Increased cash positions and bearish attitudes around profits and the global economy hide more bullish sentiment surrounding equity markets.

By Rob Langston,

News editor, FE Trustnet

Cash levels increased in April but fund managers remain bullish about the prospects for markets, according to the latest Bank of America Merrill Lynch (BofA ML) Global Fund Manager Survey.

The closely-watched survey found that cash levels of asset allocators around the world increased from 4.6 per cent to 5 per cent month on month and remain high relative to the survey’s history.

Just 5 per cent of respondents believe there will be faster global growth during the next 12 months, down by 13 per cent on March and falling to the lowest level since the UK’s EU referendum.

 
Source: BofA ML Global Fund Manager Survey

Additionally, fund managers remain concerned about corporate indebtedness with 41 per cent believing companies to be overlevered, higher than a 32 per cent peak recorded during the global financial crisis in 2008.

A decline of capex-deleveraging spread (or the percentage of investors saying companies should improve capex minus the percentage saying companies should improve balance sheets) to 10 per cent has historically implied a greater chance to bonds outperforming equities. The spread currently stands at 15 per cent.

Bonds remain an underweight position for global managers at 55 per cent despite climbing by 9 percentage points in April. Allocations to equities dropped to 29 per cent from a 41 per cent overweight in March, in line with the long-term average.

The bank further noted that despite more bearish positioning managers still remain bullish about the prospects for global markets.

Michael Hartnett, chief investment strategist at Bank of America Merrill Lynch, said: “The bulls have been silenced but not defeated, evidenced by increased cash allocations and low expectations of global growth and profits.

“But true bull capitulation is absent, with most investors saying the peak in the stock market is still to come.”

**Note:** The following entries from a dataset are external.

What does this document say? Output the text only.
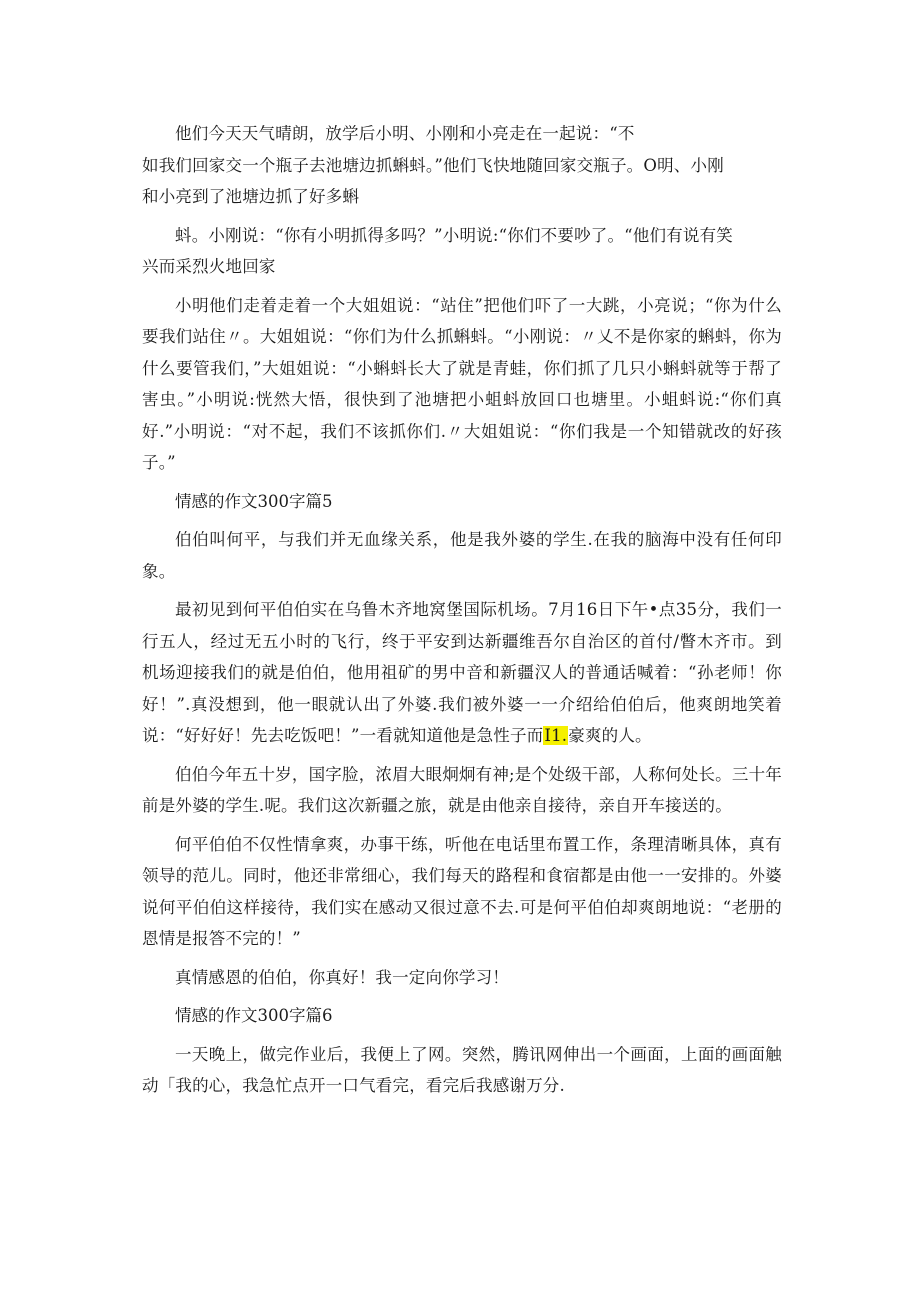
他们今天天气晴朗，放学后小明、小刚和小亮走在一起说：“不
如我们回家交一个瓶子去池塘边抓蝌蚪。”他们飞快地随回家交瓶子。O明、小刚
和小亮到了池塘边抓了好多蝌
蚪。小刚说：“你有小明抓得多吗？”小明说:“你们不要吵了。“他们有说有笑
兴而采烈火地回家

小明他们走着走着一个大姐姐说：“站住”把他们吓了一大跳，小亮说；“你为什么要我们站住〃。大姐姐说：“你们为什么抓蝌蚪。“小刚说：〃乂不是你家的蝌蚪，你为什么要管我们，”大姐姐说：“小蝌蚪长大了就是青蛙，你们抓了几只小蝌蚪就等于帮了害虫。”小明说:恍然大悟，很快到了池塘把小蛆蚪放回口也塘里。小蛆蚪说:“你们真好.”小明说：“对不起，我们不该抓你们.〃大姐姐说：“你们我是一个知错就改的好孩子。”

情感的作文300字篇5

伯伯叫何平，与我们并无血缘关系，他是我外婆的学生.在我的脑海中没有任何印象。

最初见到何平伯伯实在乌鲁木齐地窝堡国际机场。7月16日下午•点35分，我们一行五人，经过无五小时的飞行，终于平安到达新疆维吾尔自治区的首付/瞥木齐市。到机场迎接我们的就是伯伯，他用祖矿的男中音和新疆汉人的普通话喊着：“孙老师！你好！”.真没想到，他一眼就认出了外婆.我们被外婆一一介绍给伯伯后，他爽朗地笑着说：“好好好！先去吃饭吧！”一看就知道他是急性子而I1.豪爽的人。

伯伯今年五十岁，国字脸，浓眉大眼炯炯有神;是个处级干部，人称何处长。三十年前是外婆的学生.呢。我们这次新疆之旅，就是由他亲自接待，亲自开车接送的。

何平伯伯不仅性情拿爽，办事干练，听他在电话里布置工作，条理清晰具体，真有领导的范儿。同时，他还非常细心，我们每天的路程和食宿都是由他一一安排的。外婆说何平伯伯这样接待，我们实在感动又很过意不去.可是何平伯伯却爽朗地说：“老册的恩情是报答不完的！”

真情感恩的伯伯，你真好！我一定向你学习！

情感的作文300字篇6

一天晚上，做完作业后，我便上了网。突然，腾讯网伸出一个画面，上面的画面触动「我的心，我急忙点开一口气看完，看完后我感谢万分.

Indeed, just 18 per cent say the equity markets have peaked, with 40 per cent expecting them to peak during the second half of the year and a further 39 per not cent expecting the peak to occur until 2019.


 

Despite the increase in cash levels, as shown in the above chart, the bank’s ‘Cash Rule’ – which signals a contrarian buy signal when average levels move above 4.5 per cent or contrarian sell signal when they move below 3.5 per cent – remains in ‘buy’ territory.

For the second consecutive month the biggest tail risk to markets – the additional risk that an investment will move more than three standard deviations from current levels – is a global trade war, with 38 per cent of fund managers.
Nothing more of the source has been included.